Первое время после его отъезда из Тамбова с ним переписывались наиболее близкие к нему прихожане и некоторые тамбовские священники. Однако, епископ Иоасаф, считая, что письма Луки в Тамбов подрывают его авторитет и настраивают против него определенную группу духовенства, обратился к уполномоченному с просьбой помочь прекратить эту переписку. По указанию Совета по делам РПЦ патриарх сделал соответствующее внушение архиепископу Луке, а в Тамбове тех, кто переписывался с ним, стали вызывать в НКВД и требовать прекратить переписку [16, с.60].
После отъезда архиепископа из Тамбова к Святейшему Патриарху поступило несколько писем от православных христиан Тамбовской области. В них выражалась скорбь их сердец по поводу разлучения с горячо любимым добрым архипастырем, сетования на то, что в Тамбове в свое время не было создано нормальных условий жизни для очень слабого здоровьем Владыки. Прихожане просили Святейшего Патриарха содействовать тому, чтобы на новом месте архиепископу Луке были созданы лучшие условия жизни.
Знаменательно письмо Святейшему Патриарху Алексию I молодых прихожан Покровского храма Тамбова. В нем они писали об архиепископе Луке:
«…Мы знаем, что он нам был послан Богом. До гроба он хранитель наших сердец! Он пленил наши сердца кристальной чистотой своего сердца, высотою мысли и духа и мудростью ученого. Он научил нас истинной любви к Христу Богу. Тамбовцы говорят о нем: „Святой ХХ века“.
Да, он — редкость современного мира! Что же, не все же честь нам его иметь. Пусть теперь симферопольцы радуются.

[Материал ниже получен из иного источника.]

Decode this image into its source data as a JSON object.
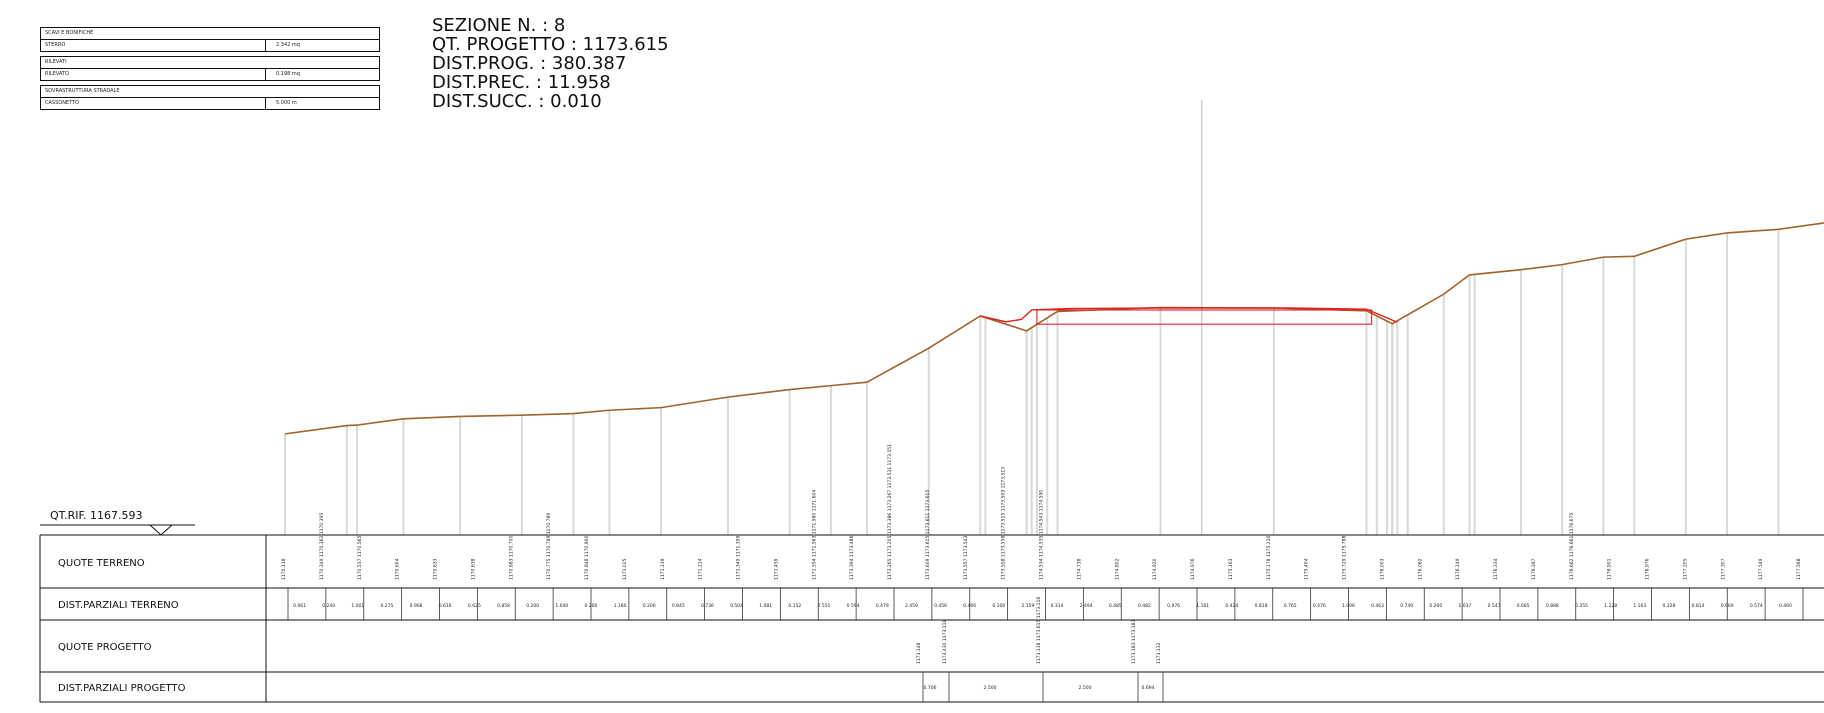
{
  "section": {
    "title": "SEZIONE N. : 8",
    "qt_progetto": "QT. PROGETTO : 1173.615",
    "dist_prog": "DIST.PROG. : 380.387",
    "dist_prec": "DIST.PREC. : 11.958",
    "dist_succ": "DIST.SUCC. : 0.010"
  },
  "legend": [
    {
      "title": "SCAVI E BONIFICHE",
      "label": "STERRO",
      "value": "2.342 mq"
    },
    {
      "title": "RILEVATI",
      "label": "RILEVATO",
      "value": "0.198 mq"
    },
    {
      "title": "SOVRASTRUTTURA STRADALE",
      "label": "CASSONETTO",
      "value": "5.000 m"
    }
  ],
  "qt_rif": "QT.RIF. 1167.593",
  "row_labels": {
    "quote_terreno": "QUOTE TERRENO",
    "dist_terreno": "DIST.PARZIALI TERRENO",
    "quote_progetto": "QUOTE PROGETTO",
    "dist_progetto": "DIST.PARZIALI PROGETTO"
  },
  "colors": {
    "terrain": "#a0622a",
    "design": "#e02020",
    "grid": "#111111",
    "stations": "#d8d8d8"
  },
  "terrain_points": [
    [
      0,
      1170.118
    ],
    [
      1.2,
      1170.349
    ],
    [
      1.4,
      1170.362
    ],
    [
      2.3,
      1170.537
    ],
    [
      3.4,
      1170.604
    ],
    [
      4.6,
      1170.638
    ],
    [
      5.6,
      1170.683
    ],
    [
      6.3,
      1170.775
    ],
    [
      7.3,
      1170.848
    ],
    [
      8.6,
      1171.139
    ],
    [
      9.8,
      1171.349
    ],
    [
      10.6,
      1171.459
    ],
    [
      11.3,
      1171.554
    ],
    [
      12.5,
      1172.5
    ],
    [
      13.5,
      1173.394
    ],
    [
      14.4,
      1172.98
    ],
    [
      15.0,
      1173.519
    ],
    [
      17.0,
      1173.629
    ],
    [
      19.2,
      1173.615
    ],
    [
      21.0,
      1173.537
    ],
    [
      21.5,
      1173.18
    ],
    [
      22.5,
      1174.0
    ],
    [
      23.0,
      1174.534
    ],
    [
      24.0,
      1174.68
    ],
    [
      24.8,
      1174.82
    ],
    [
      25.6,
      1175.028
    ],
    [
      26.2,
      1175.05
    ],
    [
      27.2,
      1175.529
    ],
    [
      28.0,
      1175.7
    ],
    [
      29.0,
      1175.8
    ],
    [
      30.0,
      1176.0
    ],
    [
      31.5,
      1176.304
    ],
    [
      32.5,
      1176.5
    ],
    [
      33.5,
      1176.8
    ],
    [
      34.5,
      1177.17
    ]
  ],
  "design_points": [
    [
      13.5,
      1173.394
    ],
    [
      14.0,
      1173.23
    ],
    [
      14.3,
      1173.3
    ],
    [
      14.5,
      1173.56
    ],
    [
      15.2,
      1173.6
    ],
    [
      17.0,
      1173.615
    ],
    [
      19.5,
      1173.615
    ],
    [
      21.0,
      1173.58
    ],
    [
      21.3,
      1173.4
    ],
    [
      21.6,
      1173.22
    ]
  ],
  "quote_terreno_values": [
    "1170.118",
    "1170.349 1170.362 1170.395",
    "1170.537 1170.565",
    "1170.604",
    "1170.633",
    "1170.638",
    "1170.683 1170.700",
    "1170.775 1170.789 1170.789",
    "1170.848 1170.900",
    "1171.025",
    "1171.139",
    "1171.214",
    "1171.349 1171.399",
    "1171.459",
    "1171.554 1171.563 1171.580 1171.604",
    "1173.394 1173.486",
    "1173.265 1173.205 1173.386 1173.267 1173.531 1173.551",
    "1173.609 1173.615 1173.611 1173.615",
    "1173.557 1173.543",
    "1173.558 1173.558 1173.515 1173.509 1173.513",
    "1174.534 1174.535 1174.543 1174.590",
    "1174.738",
    "1174.802",
    "1174.920",
    "1174.976",
    "1175.163",
    "1175.178 1175.210",
    "1175.404",
    "1175.729 1175.788",
    "1176.003",
    "1176.062",
    "1176.149",
    "1176.334",
    "1176.397",
    "1176.662 1176.661 1176.675",
    "1176.901",
    "1176.976",
    "1177.205",
    "1177.307",
    "1177.549",
    "1177.568"
  ],
  "dist_terreno_values": [
    "0.961",
    "0.240",
    "1.001",
    "0.275",
    "0.968",
    "0.616",
    "0.625",
    "0.858",
    "0.200",
    "1.040",
    "0.200",
    "1.180",
    "0.200",
    "0.845",
    "0.736",
    "0.504",
    "1.081",
    "0.152",
    "0.551",
    "0.594",
    "0.479",
    "2.459",
    "0.456",
    "0.466",
    "0.100",
    "2.159",
    "0.314",
    "2.494",
    "0.485",
    "0.482",
    "0.976",
    "1.161",
    "0.424",
    "0.818",
    "0.765",
    "0.476",
    "1.006",
    "0.463",
    "0.749",
    "0.200",
    "1.037",
    "0.547",
    "0.685",
    "0.888",
    "0.355",
    "1.228",
    "1.163",
    "0.328",
    "0.814",
    "0.669",
    "0.574",
    "0.460"
  ],
  "quote_progetto_values": [
    "1173.148",
    "1173.430 1173.118",
    "1173.118 1173.615 1173.118",
    "1173.183 1173.183",
    "1173.132"
  ],
  "dist_progetto_values": [
    "0.706",
    "2.500",
    "2.500",
    "0.694"
  ]
}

Прихожане Тамбовского храма из молодежи.
26 мая 1946 года» [70, с.22].
Время показало, что молодые тамбовчане не ошиблись. Еще при жизни архиепископа Луки были замечены случаи чудесного исцеления больных по его молитвам, безошибочного диагноза заболеваний и его прозорливости. И после его кончины молитвами святителя Луки продолжали совершаться многочисленные чудеса исцелений душевных и телесных недугов. В 1996 году в Симферополе состоялось обретение честных останков святителя Луки. Ровно через 50 лет после написания письма молодыми прихожанами Тамбова, практически день в день, 25 мая 1996 года по решению Синода Украинской Православной Церкви Московского Патриархата в Свято-Троицком кафедральном соборе Симферополя состоялся торжественный акт причисления Высокопреосвященного архиепископа Луки к лику местночтимых святых как святителя и исповедника веры. А затем Юбилейный Архиерейский Собор Русской Православной Церкви в августе 2000 года причислил архиепископа Симферопольского и Крымского Луку (Войно-Ясенецкого, 1877—1961, память 29 мая/11 июня, священноисповедника) к лику святых ХХ века Русской Православной Церкви для общецерковного почитания [22, с.66].